Saturday, November 12, 2011

New Year: John 2-4 for Nov 8

There are a couple of examples here of teaching that Jesus gives that is not fully understood until way later: 2:18-22, and 3:1-12. What Jesus says in 3:1ff is not understood: "how can a man" do this and that, "can he?", and "how can these things be?" However, when it comes to God versus our knowledge, Jesus has a very refreshing thing to say, especially to those with pride in their knowledge and those who have to know all about something before they can believe it: that is verse 8. It's part of the nature of the knowledge, not only of God, who is Spirit, but of everyone else born of God, that knowledge of them is incomplete: "so is everyone who is born of the Spirit" (3:8). They're like the wind; it is manifestly true of the wind, that we do not know where it is going, or where it comes from.
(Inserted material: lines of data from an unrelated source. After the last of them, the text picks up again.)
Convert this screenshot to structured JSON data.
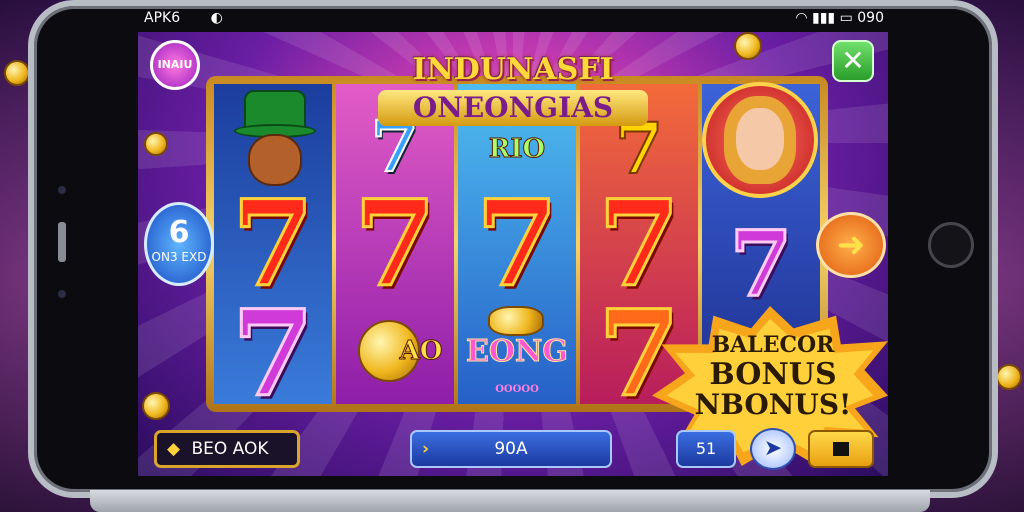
{
  "status_bar": {
    "left_text": "APK6",
    "left_icon": "android-icon",
    "right_icons": "wifi-icon signal-icon battery-icon",
    "right_text": "090"
  },
  "game": {
    "title_line1": "INDUNASFI",
    "title_line2": "ONEONGIAS",
    "top_left_badge": "INAIU",
    "left_badge_number": "6",
    "left_badge_sub": "ON3 EXD",
    "reel_symbols": {
      "reel2_coin_label": "AO",
      "reel3_top_label": "RIO",
      "reel3_bonus_label": "EONG",
      "reel3_strip_label": "OOOOO"
    },
    "bonus_burst": {
      "line1": "BALECOR",
      "line2": "BONUS",
      "line3": "NBONUS!"
    }
  },
  "bottom_bar": {
    "balance_label": "BEO AOK",
    "bet_value": "90A",
    "small_value": "51"
  },
  "colors": {
    "accent_gold": "#ffd23a",
    "primary_blue": "#1c3aa0",
    "seven_red": "#ff2a1a",
    "close_green": "#2b9d2a"
  }
}
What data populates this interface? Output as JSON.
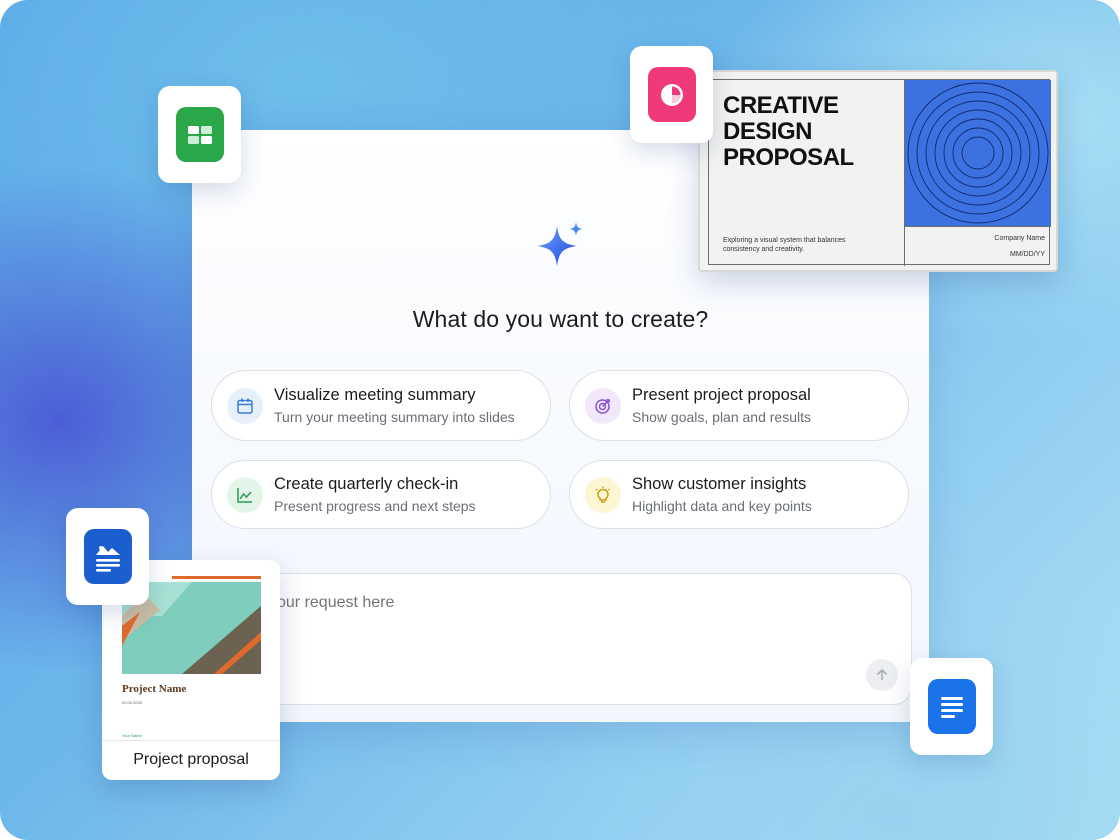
{
  "prompt": {
    "heading": "What do you want to create?",
    "placeholder": "our request here"
  },
  "suggestions": [
    {
      "title": "Visualize meeting summary",
      "subtitle": "Turn your meeting summary into slides",
      "icon": "calendar-icon",
      "icon_color": "#3a7bd5",
      "icon_bg": "#e6f0fb"
    },
    {
      "title": "Present project proposal",
      "subtitle": "Show goals, plan and results",
      "icon": "target-icon",
      "icon_color": "#8a4fd6",
      "icon_bg": "#f1e9fb"
    },
    {
      "title": "Create quarterly check-in",
      "subtitle": "Present progress and next steps",
      "icon": "chart-line-icon",
      "icon_color": "#2e9a55",
      "icon_bg": "#e3f5e8"
    },
    {
      "title": "Show customer insights",
      "subtitle": "Highlight data and key points",
      "icon": "lightbulb-icon",
      "icon_color": "#c99a12",
      "icon_bg": "#fdf6d3"
    }
  ],
  "proposal_slide": {
    "title_lines": [
      "CREATIVE",
      "DESIGN",
      "PROPOSAL"
    ],
    "description": "Exploring a visual system that balances consistency and creativity.",
    "company": "Company Name",
    "date": "MM/DD/YY"
  },
  "doc_card": {
    "project_name": "Project Name",
    "date": "00.00.2000",
    "owner": "Your Name",
    "label": "Project proposal"
  },
  "app_icons": {
    "sheets": "#2aa84a",
    "slides": "#f0397a",
    "docs_image": "#1b5fcf",
    "docs": "#1a73e8"
  }
}
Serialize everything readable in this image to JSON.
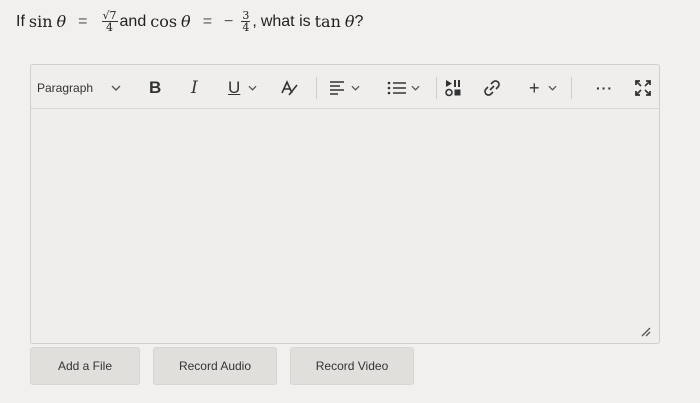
{
  "question": {
    "prefix": "If",
    "sin": "sin",
    "cos": "cos",
    "tan": "tan",
    "theta": "θ",
    "equals": "=",
    "sin_num": "√7",
    "sin_den": "4",
    "and": "and",
    "neg": "−",
    "cos_num": "3",
    "cos_den": "4",
    "comma": ",",
    "what_is": "what is",
    "qmark": "?"
  },
  "toolbar": {
    "paragraph_label": "Paragraph",
    "bold_label": "B",
    "italic_label": "I",
    "underline_label": "U",
    "plus_label": "+",
    "more_label": "···"
  },
  "editor": {
    "content": ""
  },
  "actions": {
    "add_file": "Add a File",
    "record_audio": "Record Audio",
    "record_video": "Record Video"
  },
  "colors": {
    "background": "#f1f0ee",
    "button_bg": "#e0dfdc",
    "border": "#cfcfcd",
    "text": "#1f1f1f"
  }
}
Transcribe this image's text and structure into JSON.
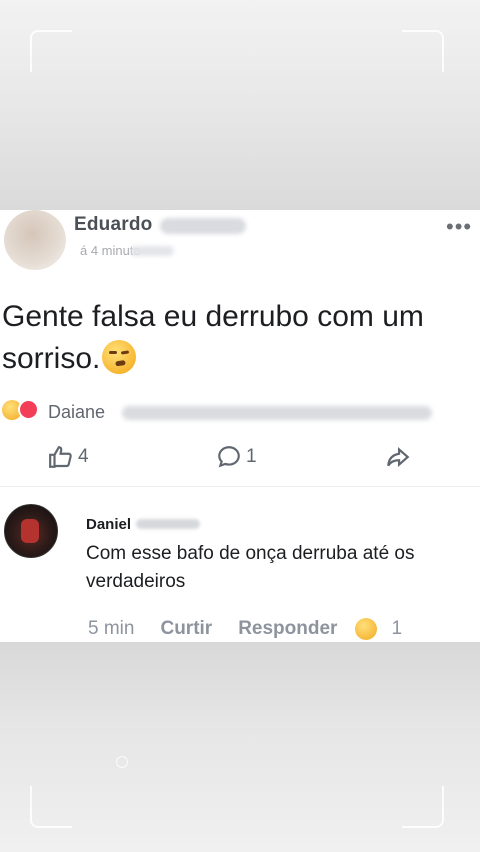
{
  "post": {
    "author_first": "Eduardo",
    "time": "á 4 minuto",
    "text": "Gente falsa eu derrubo com um sorriso.",
    "more_icon": "more-options-icon",
    "reactions": {
      "icons": [
        "haha-reaction-icon",
        "love-reaction-icon"
      ],
      "name": "Daiane"
    },
    "actions": {
      "like_count": "4",
      "comment_count": "1",
      "share_icon": "share-icon"
    }
  },
  "comment": {
    "author_first": "Daniel",
    "text": "Com esse bafo de onça derruba até os verdadeiros",
    "time": "5 min",
    "like_label": "Curtir",
    "reply_label": "Responder",
    "reaction_count": "1"
  }
}
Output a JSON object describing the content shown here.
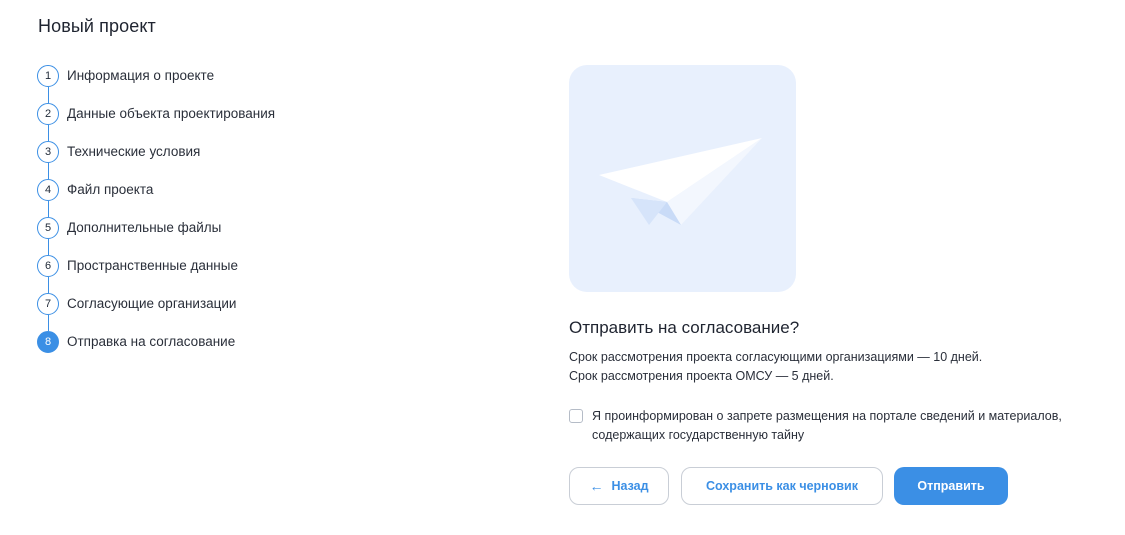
{
  "page_title": "Новый проект",
  "steps": [
    {
      "num": "1",
      "label": "Информация о проекте",
      "active": false
    },
    {
      "num": "2",
      "label": "Данные объекта проектирования",
      "active": false
    },
    {
      "num": "3",
      "label": "Технические условия",
      "active": false
    },
    {
      "num": "4",
      "label": "Файл проекта",
      "active": false
    },
    {
      "num": "5",
      "label": "Дополнительные файлы",
      "active": false
    },
    {
      "num": "6",
      "label": "Пространственные данные",
      "active": false
    },
    {
      "num": "7",
      "label": "Согласующие организации",
      "active": false
    },
    {
      "num": "8",
      "label": "Отправка на согласование",
      "active": true
    }
  ],
  "illustration": {
    "icon": "paper-plane-icon"
  },
  "dialog": {
    "title": "Отправить на согласование?",
    "line1": "Срок рассмотрения проекта согласующими организациями — 10 дней.",
    "line2": "Срок рассмотрения проекта ОМСУ — 5 дней.",
    "consent_line1": "Я проинформирован о запрете размещения на портале сведений и материалов,",
    "consent_line2": "содержащих государственную тайну",
    "consent_checked": false
  },
  "buttons": {
    "back": "Назад",
    "draft": "Сохранить как черновик",
    "submit": "Отправить"
  },
  "colors": {
    "accent": "#3b8fe5",
    "illustration_bg": "#e8f0fd"
  }
}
This is the reason Jesus gives for telling Nicodemus "do not be amazed that I said to you, 'You must be born again'" (3:7). It's the best part of knowledge, to know that it stops, and not to be amazed that it does.

The second and final comment of Nicodemus here (3:9)is not a real question, but a remonstrance regarding the topic. He doesn't understand how everyone born of the Spirit is like the wind blowing where it wishes, no one knowing its origin or destination. The rest of the chapter expands on the "everyone" of 3:8. Nicodemus, "the teacher of Israel" -- this is not a slam, but an honorific, which makes the irony even stronger! -- should know about the filial status of Israel, in places like Is 1:2-4 and Hosea 11:1, yet there being at that time only hints about eternal life. Like the people shining like stars in Daniel 12,

So Jesus goes back to the Old Testament to explain more about the means of eternal life: "As Moses lifted up ... so must the Son of Man be lifted up ... so that whoever believes" (3:14-15). That's the means.

The giving by God of His Son, the Son being "lifted up," so that people who believe will "have eternal life," is compared for its similarity to when Moses lifted a serpent up onto a pole in Numbers 21:9. The serpent is a symbol of what was cursed back in the garden. It was lifted up for the Israelites to "look to" and be healed! Jesus uses the event to explain a part of His future ministry: through his death ('Christ became a curse for us', Paul says in Gal 3), and resurrection, He was lifted up so that everyone who believed in Him would have, not just a healing limited by time, but eternal life. Nicodemus, who came secretly, by night, to be taught (3:1), got some teaching.